THE HIERARCHY AND POWER OF CRIMINAL COURTS IN INDIA- A BRIEF OVERVIEW

THE HEIRARCHY AND POWER OF CRIMINAL COURTS IN INDIA – A BRIEF OVERVIEW

 

Indian Judicial System is set up in such a manner that no arbitrariness and impediment in safeguarding the rights of individuals or in the dispensation of justice arises. For this purpose, codification of laws was inclined to dealing in detail with the constitution, classification and powers of different criminal courts. It places a hierarchical system where the Supreme Court is the apex of the pyramid granted with constitutional powers and jurisdictions defined under Article 124-147. Below it is twenty-four High Courts which further regulates the functioning of Court of Sessions judiciously by virtue of Article 227. Under Chapter II of CrPC, Section 6 to 35 deals with the constitution of Criminal Courts and their powers although section 6 of Code of Criminal Procedure deals with the classification of criminal courts. According to section 6, there are four kinds of Criminal Courts i.e. Court of Session, Court of judicial Magistrate, Court of Metropolitan Magistrate and Executive Magistrate.

The Supreme Court, being the apex judicial authority, exercises original jurisdiction over state disputes, acts as an interpretator of constitution, exercises immense power of judicial review besides being the highest court of appeal over all constitutional, civil, criminal matters and in special leave petition. The high court also has original jurisdiction in certain matters. It enjoys appellate jurisdiction from all subordinate courts and performs the task of supervision over all the subordinate courts. Being constitutional courts, there is no restrictions on the power of Supreme Court and High Court and even the powers of High Court mention in section 28(1) of Code of Criminal Procedure. According to section 28(1), High Court may pass any sentence authorized by law.

All the Court of Sessions are established by State government in such place or places as ordered by the High Court. It is presided over by judge appointed by the High Court. Constitution however requires that all district judges shall be appointed by Governor in consultation with High Court.
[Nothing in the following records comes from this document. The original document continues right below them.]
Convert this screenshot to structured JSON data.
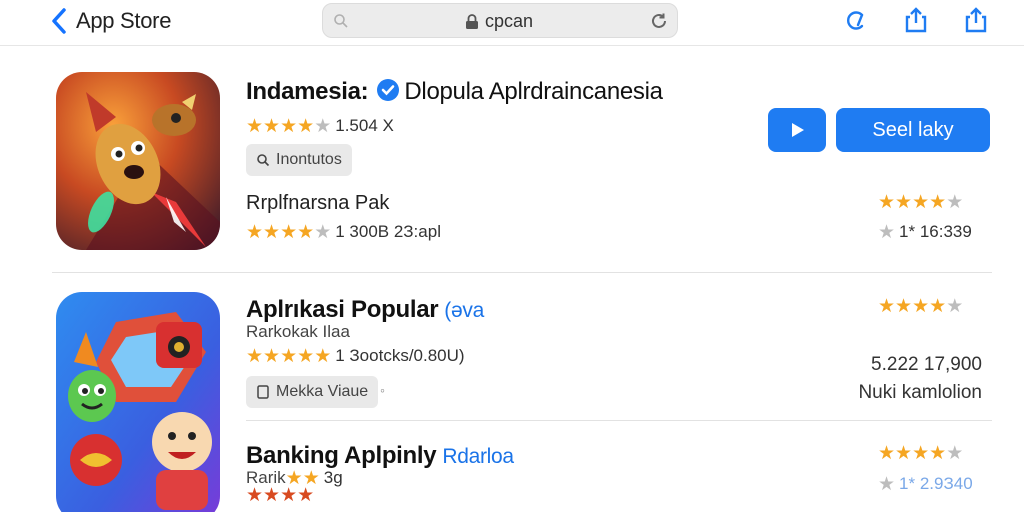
{
  "topbar": {
    "back_label": "App Store",
    "address_text": "cpcan"
  },
  "apps": [
    {
      "title": "Indamesia:",
      "title_sub": "Dlopula Aplrdraincanesia",
      "rating_text": "1.504 X",
      "chip_label": "Inontutos",
      "line2": "Rrplfnarsna Pak",
      "rating2_text": "1 300B 2З:apl",
      "right_line": "1* 16:339",
      "get_label": "Seel laky"
    },
    {
      "title": "Aplrıkasi Popular",
      "tag": "(əva",
      "subtitle": "Rarkokak Ilaa",
      "rating_text": "1 Зootcks/0.80U)",
      "chip_label": "Mekka Viaue",
      "right_line1": "5.222 17,900",
      "right_line2": "Nuki kamlolion"
    },
    {
      "title": "Banking Aplpinly",
      "tag": "Rdarloa",
      "subtitle": "Rarik",
      "subtitle_tail": "3g",
      "right_line": "1* 2.9З40"
    }
  ],
  "colors": {
    "accent": "#1f7cf2",
    "star": "#f5a623",
    "star_inactive": "#bdbdbd"
  },
  "icons": [
    "back-chevron-icon",
    "search-icon",
    "lock-icon",
    "reload-icon",
    "accessibility-icon",
    "share-icon",
    "share-alt-icon",
    "verified-icon",
    "play-icon"
  ]
}
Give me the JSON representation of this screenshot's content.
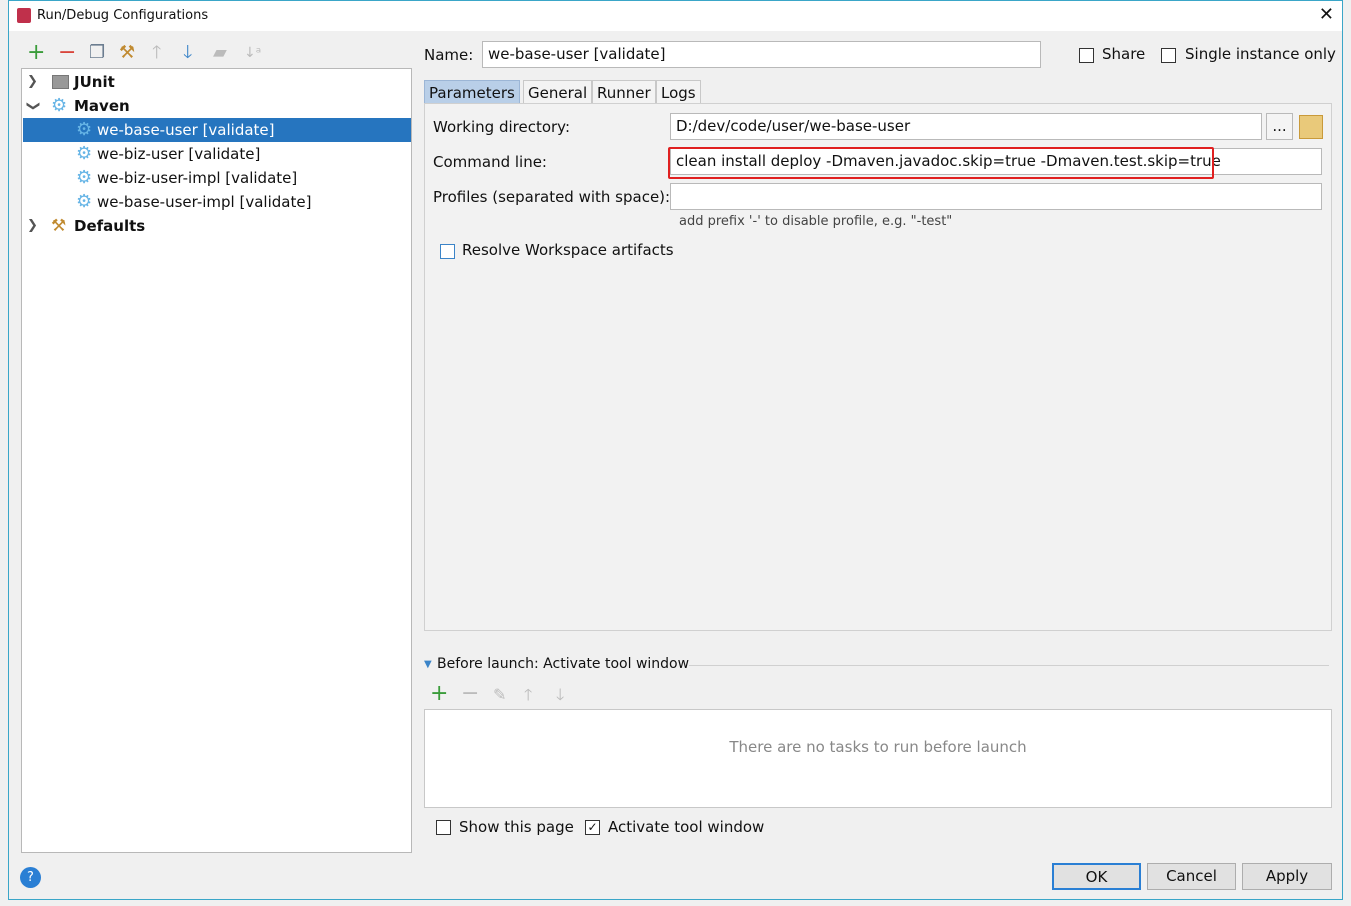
{
  "window": {
    "title": "Run/Debug Configurations"
  },
  "toolbar": [
    "add-icon",
    "remove-icon",
    "copy-icon",
    "edit-defaults-icon",
    "move-up-icon",
    "move-down-icon",
    "folder-icon",
    "sort-icon"
  ],
  "tree": {
    "groups": [
      {
        "label": "JUnit"
      },
      {
        "label": "Maven"
      },
      {
        "label": "Defaults"
      }
    ],
    "maven_items": [
      "we-base-user [validate]",
      "we-biz-user [validate]",
      "we-biz-user-impl [validate]",
      "we-base-user-impl [validate]"
    ],
    "selected": "we-base-user [validate]"
  },
  "form": {
    "name_label": "Name:",
    "name_value": "we-base-user [validate]",
    "share_label": "Share",
    "share_checked": false,
    "single_label": "Single instance only",
    "single_checked": false,
    "tabs": [
      "Parameters",
      "General",
      "Runner",
      "Logs"
    ],
    "active_tab": "Parameters",
    "workdir_label": "Working directory:",
    "workdir_value": "D:/dev/code/user/we-base-user",
    "browse_label": "...",
    "cmd_label": "Command line:",
    "cmd_value": "clean install deploy -Dmaven.javadoc.skip=true -Dmaven.test.skip=true",
    "profiles_label": "Profiles (separated with space):",
    "profiles_value": "",
    "profiles_hint": "add prefix '-' to disable profile, e.g. \"-test\"",
    "resolve_label": "Resolve Workspace artifacts",
    "resolve_checked": false
  },
  "before_launch": {
    "title": "Before launch: Activate tool window",
    "empty_text": "There are no tasks to run before launch"
  },
  "footer": {
    "show_page_label": "Show this page",
    "show_page_checked": false,
    "activate_label": "Activate tool window",
    "activate_checked": true,
    "ok": "OK",
    "cancel": "Cancel",
    "apply": "Apply"
  },
  "colors": {
    "selection": "#2675bf",
    "highlight_box": "#e02020",
    "add_green": "#3a9c3a",
    "remove_red": "#d9443a"
  }
}
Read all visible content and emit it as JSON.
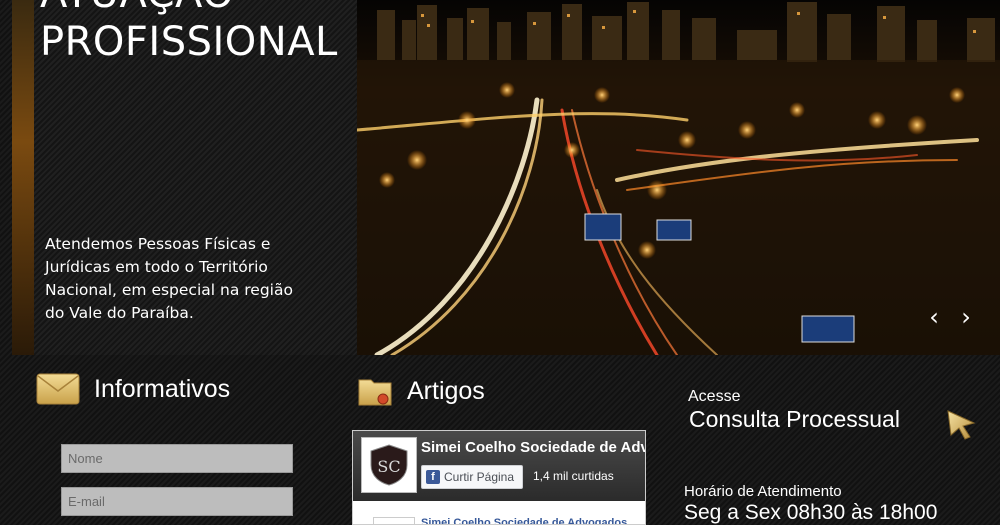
{
  "hero": {
    "title": "ATUAÇÃO\nPROFISSIONAL",
    "text": "Atendemos Pessoas Físicas e Jurídicas em todo o Território Nacional, em especial na região do Vale do Paraíba.",
    "prev_icon": "chevron-left-icon",
    "next_icon": "chevron-right-icon",
    "prev_glyph": "‹",
    "next_glyph": "›"
  },
  "informativos": {
    "title": "Informativos",
    "icon": "envelope-icon",
    "name_placeholder": "Nome",
    "email_placeholder": "E-mail"
  },
  "artigos": {
    "title": "Artigos",
    "icon": "folder-icon",
    "facebook": {
      "page_name": "Simei Coelho Sociedade de Advogados",
      "like_button": "Curtir Página",
      "like_count": "1,4 mil curtidas",
      "post_text": "Simei Coelho Sociedade de Advogados"
    }
  },
  "consulta": {
    "access_label": "Acesse",
    "link_label": "Consulta Processual",
    "icon": "cursor-arrow-icon"
  },
  "atendimento": {
    "label": "Horário de Atendimento",
    "value": "Seg a Sex 08h30 às 18h00"
  },
  "colors": {
    "accent_gold": "#e2c36b",
    "facebook_blue": "#3b5998",
    "background": "#161616"
  }
}
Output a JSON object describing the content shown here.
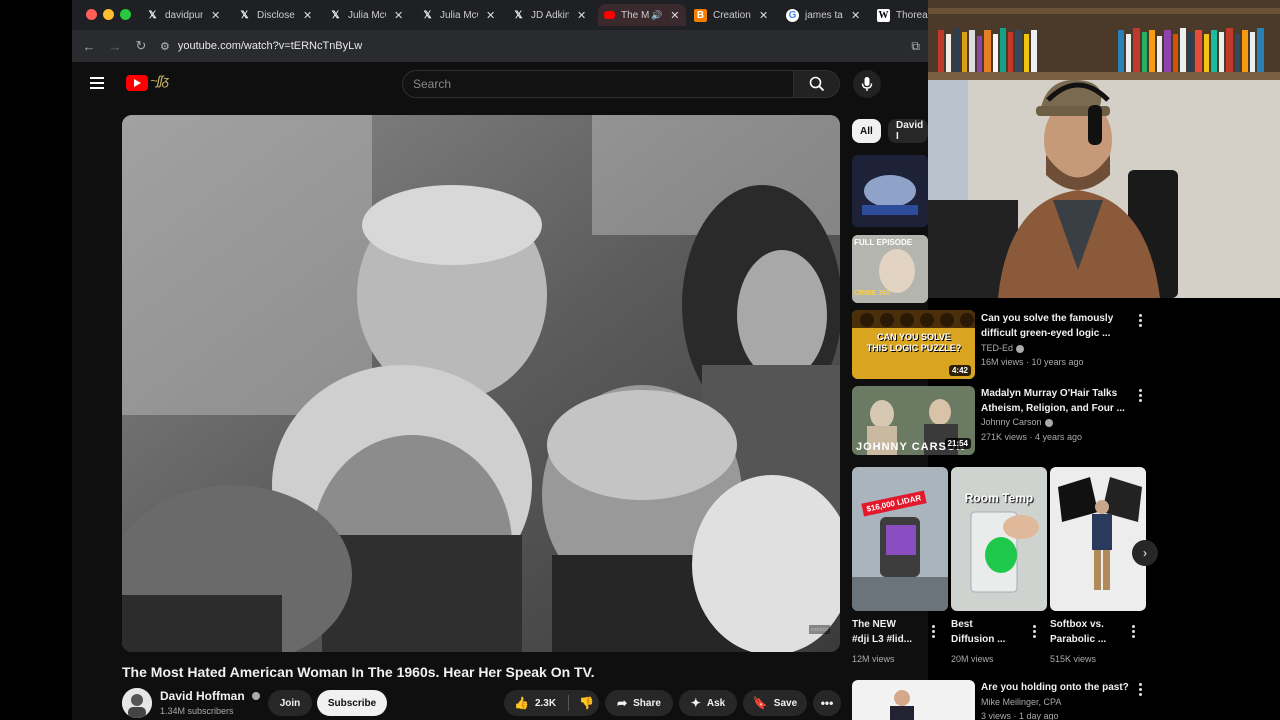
{
  "browser": {
    "tabs": [
      {
        "title": "davidpun",
        "icon": "x-logo-icon",
        "active": false
      },
      {
        "title": "Disclose",
        "icon": "x-logo-icon",
        "active": false
      },
      {
        "title": "Julia McC",
        "icon": "x-logo-icon",
        "active": false
      },
      {
        "title": "Julia McC",
        "icon": "x-logo-icon",
        "active": false
      },
      {
        "title": "JD Adkins",
        "icon": "x-logo-icon",
        "active": false
      },
      {
        "title": "The M",
        "icon": "youtube-icon",
        "active": true
      },
      {
        "title": "Creation",
        "icon": "blogger-icon",
        "active": false
      },
      {
        "title": "james tal",
        "icon": "google-icon",
        "active": false
      },
      {
        "title": "Thorea",
        "icon": "wikipedia-icon",
        "active": false
      }
    ],
    "url": "youtube.com/watch?v=tERNcTnByLw"
  },
  "header": {
    "search_placeholder": "Search"
  },
  "video": {
    "title": "The Most Hated American Woman In The 1960s. Hear Her Speak On TV.",
    "channel": "David Hoffman",
    "subscribers": "1.34M subscribers",
    "join_label": "Join",
    "subscribe_label": "Subscribe",
    "likes": "2.3K",
    "share_label": "Share",
    "ask_label": "Ask",
    "save_label": "Save"
  },
  "chips": [
    "All",
    "David I"
  ],
  "recommendations": [
    {
      "title_line1": "Can you solve the famously",
      "title_line2": "difficult green-eyed logic ...",
      "channel": "TED-Ed",
      "meta": "16M views · 10 years ago",
      "duration": "4:42",
      "thumb_text": "CAN YOU SOLVE THIS LOGIC PUZZLE?"
    },
    {
      "title_line1": "Madalyn Murray O'Hair Talks",
      "title_line2": "Atheism, Religion, and Four ...",
      "channel": "Johnny Carson",
      "meta": "271K views · 4 years ago",
      "duration": "21:54",
      "thumb_text": "JOHNNY CARSON"
    },
    {
      "title_line1": "Are you holding onto the past?",
      "title_line2": "",
      "channel": "Mike Meilinger, CPA",
      "meta": "3 views · 1 day ago"
    }
  ],
  "partial_thumbs": [
    {
      "label": "FULL EPISODE"
    },
    {
      "label": "CRIME 360"
    }
  ],
  "shorts": [
    {
      "title_line1": "The NEW",
      "title_line2": "#dji L3 #lid...",
      "views": "12M views",
      "thumb_text": "$16,000 LIDAR"
    },
    {
      "title_line1": "Best",
      "title_line2": "Diffusion ...",
      "views": "20M views",
      "thumb_text": "Room Temp"
    },
    {
      "title_line1": "Softbox vs.",
      "title_line2": "Parabolic ...",
      "views": "515K views",
      "thumb_text": ""
    }
  ],
  "colors": {
    "accent_red": "#ff0000",
    "background": "#0f0f0f"
  }
}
Session Judge or Additional Session Judge may pass any sentence authorized by law and if they pass sentence of death then such sentence shall be subject to confirmation of High Court. Assistant Session Judge may pass any sentence authorized by law except the sentence of death, life imprisonment or imprisonment more than ten years.

Section 11, CrPC requires that Court of Judicial Magistrate is established by state government. Any Judicial Magistrate first class is appointed as Chief Judicial Magistrate by High Court. Section 29(1) provides that Chief Judicial Magistrate may pass any sentence authorized by law except death sentence, life imprisonment and imprisonment for more than seven years. Judicial Magistrate first class may pass any sentence authorized by law except the sentence of death, life imprisonment and imprisonment more than three years and he may also impose fine upto 10,000 Rs and in Maharashtra and Rajasthan they may impose fine upto Rs.50,000/-. Section 29(3) states that Judicial Magistrate II class may pass any sentence authorized by law except the sentence of death, life imprisonment and imprisonment more than one year and he may also impose fine upto 5,000 Rs and in Maharashtra he may impose fine upto Rs.10,000/-.

In Court of Metropolitan Magistrate, the Chief Metropolitan Magistrate and Metropolitan Magistrate shall possess the same power of Chief Judicial Magistrate and Judicial Magistrate First Class i.e., Chief Metropolitan Magistrate may pass sentence of imprisonment upto seven years and Metropolitan magistrate may pass sentence of imprisonment upto three years and fine upto 10,000 Rs and in Maharashtra and Rajasthan Rs.50,000/- by virtue of Section 29(4). In every district and in every Metropolitan area State Government may appoint the executive Magistrate and shall appoint one of them to be District Magistrate. Executive Magistrate’s functions are expressly listed under section 129,130,131 and 144 of Code of Criminal Procedure, 1973.